Sedangkan untuk Syncthing, cara penggunaannya cukup ribet. Mulai dari set up hingga menjamin klien di desktop dan hape terus update itu cukup susah. Set upnya tidak cocok bagi seseorang yang awam soal ini, walau kecepatan sinkronisasinya tergolong cukup cepat untuk berkas-berkas dengan ukuran kecil. Minusnya adalah ketika salah satu perangkat yang sudah punya berkas versi terbaru sedang nonaktif, dan aku dengan perangkatku satunya, misal ponsel, ingin update versi berkasnya tidak bisa. Karena perangkat yang tadi mati dan tidak bisa mengirimkan berkas versi terbarunya. Susah untuk bergantung pada sistem sinkronisasi yang seperti ini, memang.

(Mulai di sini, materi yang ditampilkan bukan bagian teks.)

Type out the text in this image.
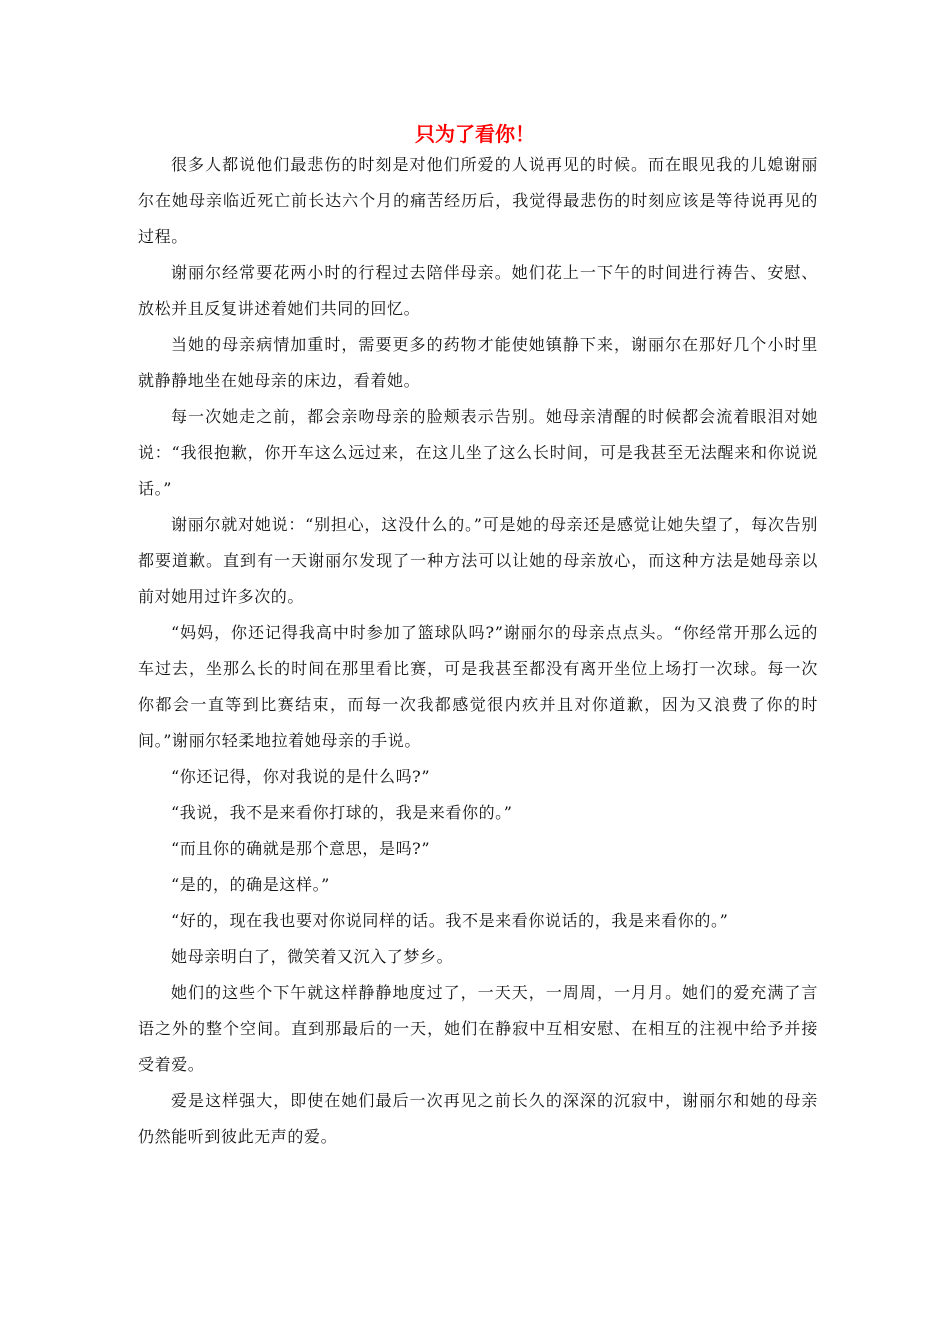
只为了看你！

很多人都说他们最悲伤的时刻是对他们所爱的人说再见的时候。而在眼见我的儿媳谢丽尔在她母亲临近死亡前长达六个月的痛苦经历后，我觉得最悲伤的时刻应该是等待说再见的过程。

谢丽尔经常要花两小时的行程过去陪伴母亲。她们花上一下午的时间进行祷告、安慰、放松并且反复讲述着她们共同的回忆。

当她的母亲病情加重时，需要更多的药物才能使她镇静下来，谢丽尔在那好几个小时里就静静地坐在她母亲的床边，看着她。

每一次她走之前，都会亲吻母亲的脸颊表示告别。她母亲清醒的时候都会流着眼泪对她说：“我很抱歉，你开车这么远过来，在这儿坐了这么长时间，可是我甚至无法醒来和你说说话。”

谢丽尔就对她说：“别担心，这没什么的。”可是她的母亲还是感觉让她失望了，每次告别都要道歉。直到有一天谢丽尔发现了一种方法可以让她的母亲放心，而这种方法是她母亲以前对她用过许多次的。

“妈妈，你还记得我高中时参加了篮球队吗?”谢丽尔的母亲点点头。“你经常开那么远的车过去，坐那么长的时间在那里看比赛，可是我甚至都没有离开坐位上场打一次球。每一次你都会一直等到比赛结束，而每一次我都感觉很内疚并且对你道歉，因为又浪费了你的时间。”谢丽尔轻柔地拉着她母亲的手说。

“你还记得，你对我说的是什么吗?”

“我说，我不是来看你打球的，我是来看你的。”

“而且你的确就是那个意思，是吗?”

“是的，的确是这样。”

“好的，现在我也要对你说同样的话。我不是来看你说话的，我是来看你的。”

她母亲明白了，微笑着又沉入了梦乡。

她们的这些个下午就这样静静地度过了，一天天，一周周，一月月。她们的爱充满了言语之外的整个空间。直到那最后的一天，她们在静寂中互相安慰、在相互的注视中给予并接受着爱。

爱是这样强大，即使在她们最后一次再见之前长久的深深的沉寂中，谢丽尔和她的母亲仍然能听到彼此无声的爱。
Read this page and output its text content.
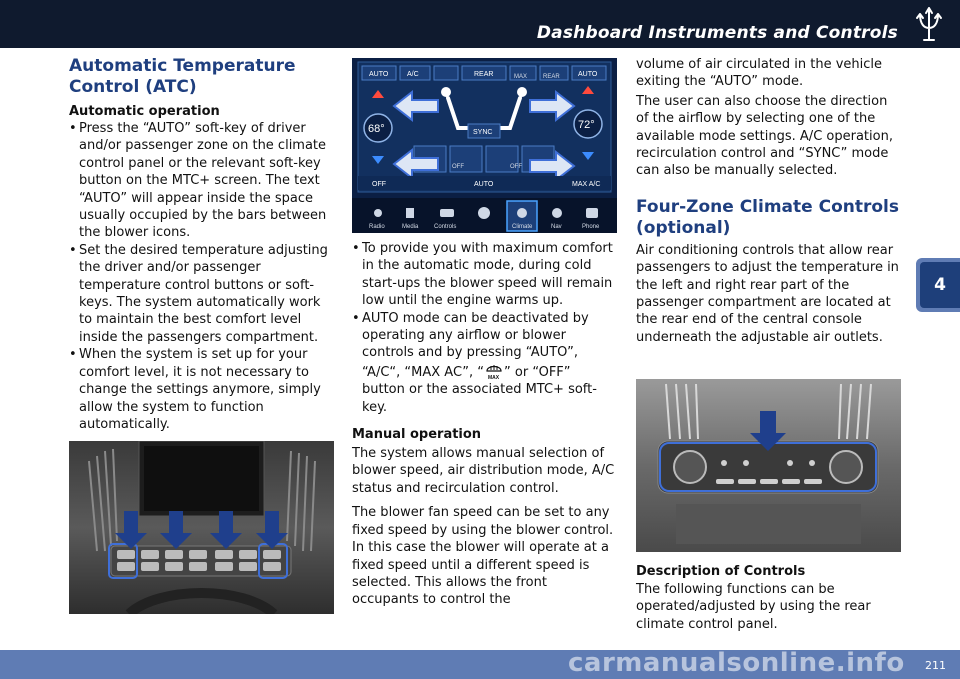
Dashboard Instruments and Controls
4
Automatic Temperature Control (ATC)
Automatic operation
• Press the “AUTO” soft-key of driver and/or passenger zone on the climate control panel or the relevant soft-key button on the MTC+ screen. The text “AUTO” will appear inside the space usually occupied by the bars between the blower icons.
• Set the desired temperature adjusting the driver and/or passenger temperature control buttons or soft-keys. The system automatically work to maintain the best comfort level inside the passengers compartment.
• When the system is set up for your comfort level, it is not necessary to change the settings anymore, simply allow the system to function automatically.
AUTO	A/C	REAR	MAX	REAR	AUTO
68°	72°
SYNC
OFF	OFF
OFF	AUTO	MAX A/C
Radio	Media	Controls	Climate	Nav	Phone
• To provide you with maximum comfort in the automatic mode, during cold start-ups the blower speed will remain low until the engine warms up.
• AUTO mode can be deactivated by operating any airflow or blower controls and by pressing “AUTO”, “A/C“, “MAX AC”, “ MAX ” or “OFF” button or the associated MTC+ soft-key.
Manual operation

The system allows manual selection of blower speed, air distribution mode, A/C status and recirculation control.

The blower fan speed can be set to any fixed speed by using the blower control. In this case the blower will operate at a fixed speed until a different speed is selected. This allows the front occupants to control the

volume of air circulated in the vehicle exiting the “AUTO” mode.

The user can also choose the direction of the airflow by selecting one of the available mode settings. A/C operation, recirculation control and “SYNC” mode can also be manually selected.

Four-Zone Climate Controls (optional)

Air conditioning controls that allow rear passengers to adjust the temperature in the left and right rear part of the passenger compartment are located at the rear end of the central console underneath the adjustable air outlets.

Description of Controls

The following functions can be operated/adjusted by using the rear climate control panel.

carmanualsonline.info 211
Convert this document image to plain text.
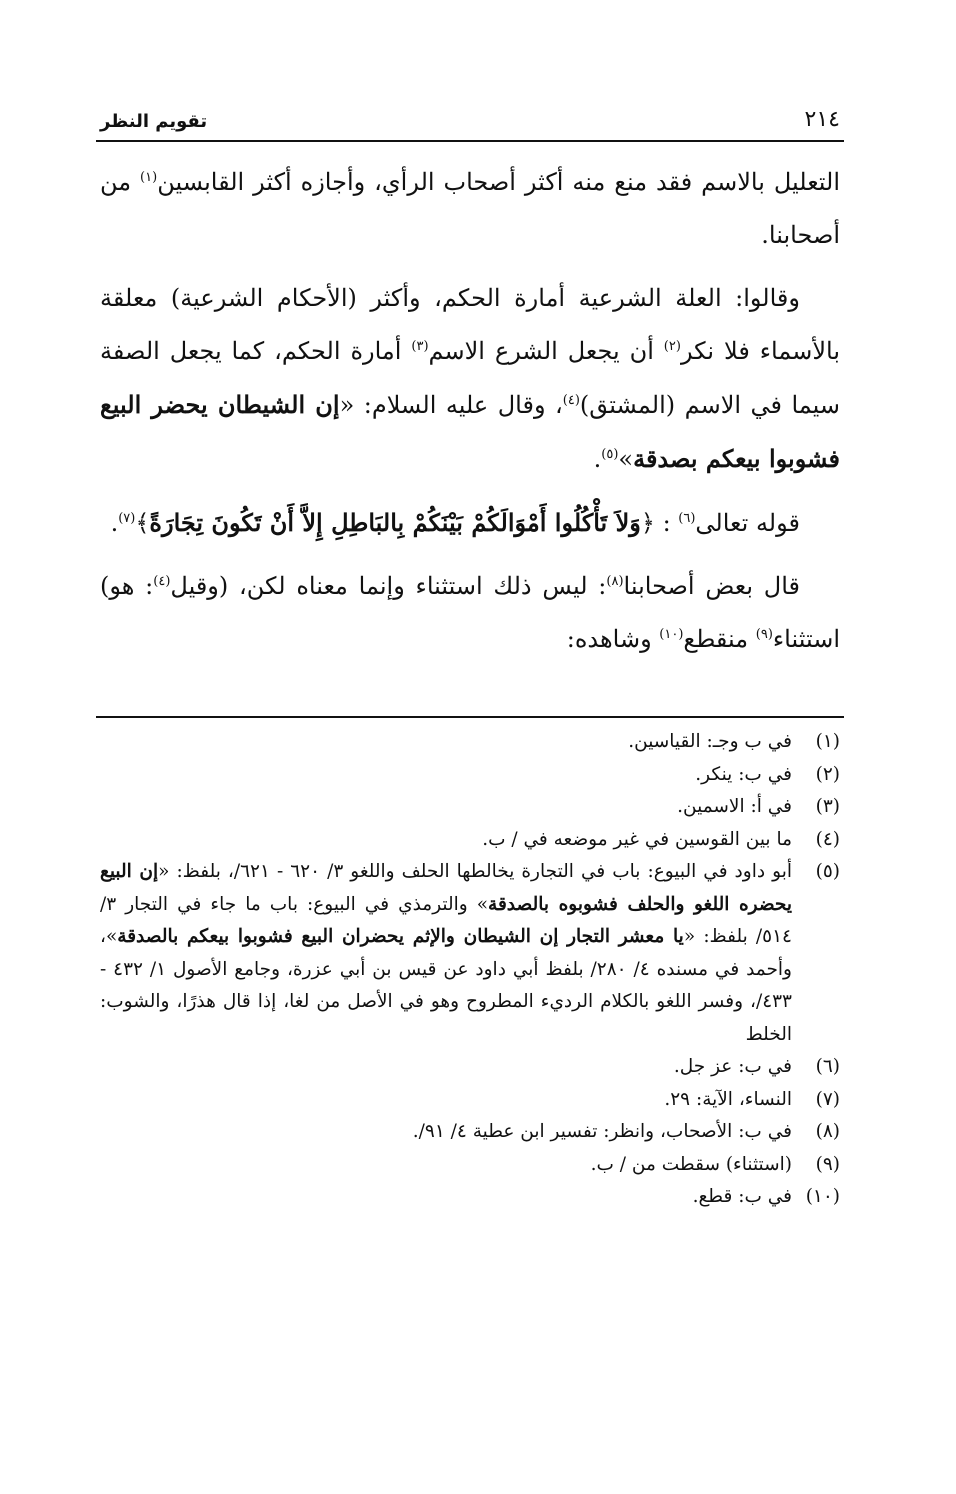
٢١٤
تقويم النظر

التعليل بالاسم فقد منع منه أكثر أصحاب الرأي، وأجازه أكثر القابسين$^{(١)}$ من أصحابنا.

وقالوا: العلة الشرعية أمارة الحكم، وأكثر (الأحكام الشرعية) معلقة بالأسماء فلا نكر$^{(٢)}$ أن يجعل الشرع الاسم$^{(٣)}$ أمارة الحكم، كما يجعل الصفة سيما في الاسم (المشتق)$^{(٤)}$، وقال عليه السلام: «إن الشيطان يحضر البيع فشوبوا بيعكم بصدقة»$^{(٥)}$.

قوله تعالى$^{(٦)}$ : ﴿وَلاَ تَأْكُلُوا أَمْوَالَكُمْ بَيْنَكُمْ بِالبَاطِلِ إِلاَّ أَنْ تَكُونَ تِجَارَةً﴾$^{(٧)}$.

قال بعض أصحابنا$^{(٨)}$: ليس ذلك استثناء وإنما معناه لكن، (وقيل$^{(٤)}$: هو) استثناء$^{(٩)}$ منقطع$^{(١٠)}$ وشاهده:

(١)
في ب وجـ: القياسين.
(٢)
في ب: ينكر.
(٣)
في أ: الاسمين.
(٤)
ما بين القوسين في غير موضعه في / ب.
(٥)
أبو داود في البيوع: باب في التجارة يخالطها الحلف واللغو ٣/ ٦٢٠ - ٦٢١/، بلفظ: «إن البيع يحضره اللغو والحلف فشوبوه بالصدقة» والترمذي في البيوع: باب ما جاء في التجار ٣/ ٥١٤/ بلفظ: «يا معشر التجار إن الشيطان والإثم يحضران البيع فشوبوا بيعكم بالصدقة»، وأحمد في مسنده ٤/ ٢٨٠/ بلفظ أبي داود عن قيس بن أبي عزرة، وجامع الأصول ١/ ٤٣٢ - ٤٣٣/، وفسر اللغو بالكلام الرديء المطروح وهو في الأصل من لغا، إذا قال هذرًا، والشوب: الخلط
(٦)
في ب: عز جل.
(٧)
النساء، الآية: ٢٩.
(٨)
في ب: الأصحاب، وانظر: تفسير ابن عطية ٤/ ٩١/.
(٩)
(استثناء) سقطت من / ب.
(١٠)
في ب: قطع.
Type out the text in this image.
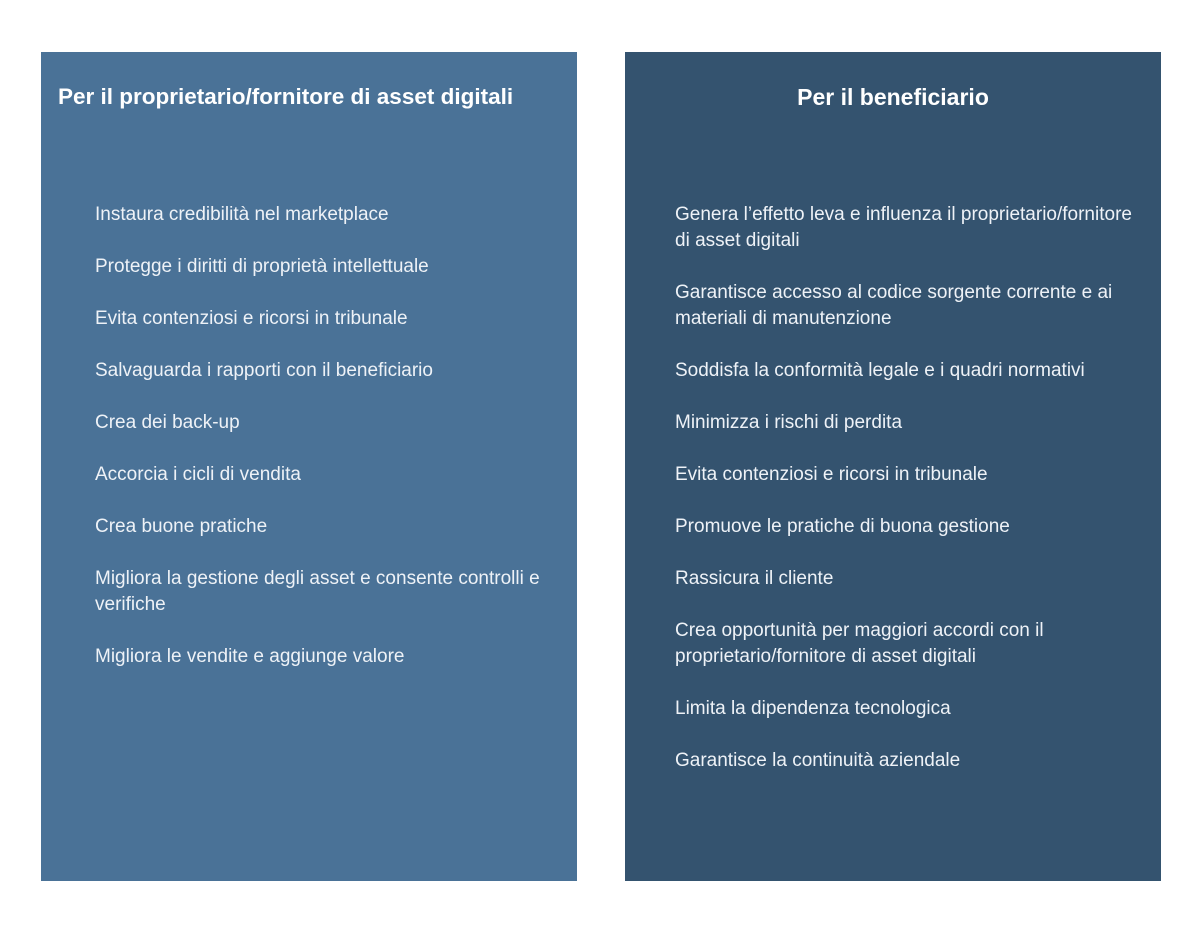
Per il proprietario/fornitore di asset digitali
Instaura credibilità nel marketplace
Protegge i diritti di proprietà intellettuale
Evita contenziosi e ricorsi in tribunale
Salvaguarda i rapporti con il beneficiario
Crea dei back-up
Accorcia i cicli di vendita
Crea buone pratiche
Migliora la gestione degli asset e consente controlli e verifiche
Migliora le vendite e aggiunge valore
Per il beneficiario
Genera l’effetto leva e influenza il proprietario/fornitore di asset digitali
Garantisce accesso al codice sorgente corrente e ai materiali di manutenzione
Soddisfa la conformità legale e i quadri normativi
Minimizza i rischi di perdita
Evita contenziosi e ricorsi in tribunale
Promuove le pratiche di buona gestione
Rassicura il cliente
Crea opportunità per maggiori accordi con il proprietario/fornitore di asset digitali
Limita la dipendenza tecnologica
Garantisce la continuità aziendale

Untuk sekarang aku memilih untuk menghindari menggunakan Obsidian. Artikel ini sudah mulai pakai Notion saat aku tulis skripnya. Sebenarnya Notion nggak begitu buruk performanya, enteng-enteng aja. Mau pindah ke hape juga lebih mudah karena berbasis cloud. Mungkin yang bakal ribet nanti saat bagaimana merapikan semua arsip skrip yang aku punya. Akan aku pikirkan nanti.